An earth-motherly, Afro-proud, super-sincere scholar and author, Dr. Kinshasa "Tree" Morton (think Toni Morrison, or Ms. Parks herself), is hired by the estate of Joshua Gerwitz (think George Gershwin) to update the libretto of his folk opera "Chasin' Hebbin." A Black male playwright, George DuBois (think George C. Wolfe or August Wilson) teases her—"Working for The Man?"—to which she retorts, "Your Tony Awards don't exactly come from the Black Panthers!" Proud of having resurrected the once-obscure works of the late writer/anthropologist Lolly Kibbins (think Zora Neale Hurston), and seeking to revive her own flagging career, Kinshasa marches into Gerwitz's office ready to right yet another historical wrong—and runs into Joshua Gerwitz's ghost.

The satire is hilarious, sometimes downright vicious. "Chasin' Hebbin"'s characters include Troutbait, a one-armed blind man in love with Josephina the hussy, and Dick the Devil—or is it Dick de Debbil?—a flashy drug dealer. Kinshasa's past books are titled "Chains in the Cotton" and "Boll Weevil Blessing," and Lolly's novels include "Papa's Tears Make Good Pot Liquor." Flashbacks include Gerwitz and the minstrel-ish actor Grinney Standing teaching dignified singer Velma Murphy to say "we is" and "gwine." Velma storms out, but soon Lolly appears, offering Gerwitz her cultural know-how: "I need to write. I need to create. I need to eat."

In gripping battle scenes, Kinshasa accuses Gerwitz's ghost of stealing Lolly's work and of "reinventing yourself with our pain." He defends his cross-cultural research, his entertainment value, and his place as a serious artist, and wants his work kept as is. "Who else was writing about your people?" he cries. "Lolly Kibbins!" she explodes.
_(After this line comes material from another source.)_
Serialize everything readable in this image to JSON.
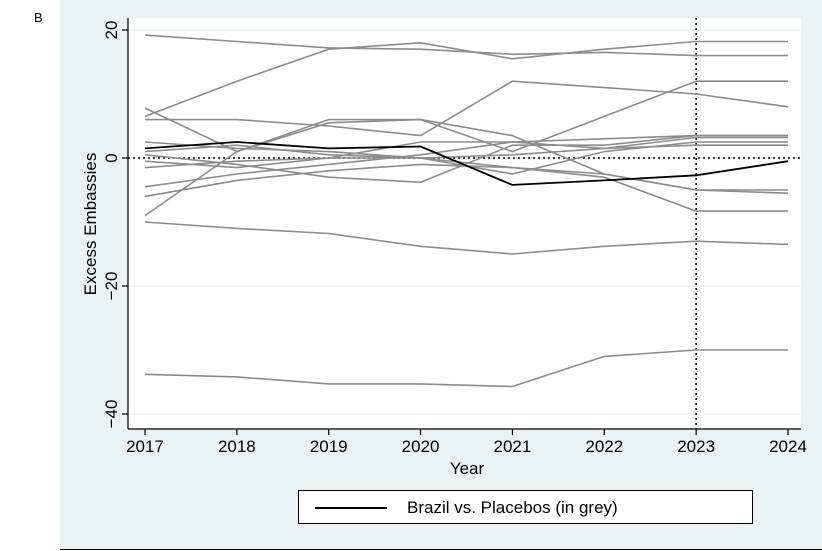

Christine Campbell captures the seriousness, dedication, and frustrations of Kinshasa. Linda Kuriloff sings and acts well as Velma, and also plays well the dignified yet starving Lolly. The energetic Daniel Carlton enlivens the stage, whether he is playing the bongo-playing Curator, the kiss-up Grinney, the dignified butler Joseph, or the semi-militant George. I was uncomfortable with the Gershwin stand-in portrayed as a sleazy cynic, although Gerwitz is quick to tell Lolly, "You're not confusing me with that Gershwin guy, are you?" Greg Horton finds some tender, charming moments as Gerwitz, but I suspect the actor was uncomfortable fleshing out his character's darker side.

Chasing Heaven, with its angst and controversy, is fascinating and funny, but also intellectually and emotionally exhausting. It has two sweet original songs—"Fascination with Dancing" (wink, wink) and "Chasing Heaven," plus some telling notes of "Rhapsody in Blue" played lightly by pianist/composer Peter Dizozza before the play begins. Opera and musical theater buffs, political arguers, and students of Black history will probably love it. Others may find it too taxing. It might be worth it, though, to learn something about the history that drives America's racial conflicts.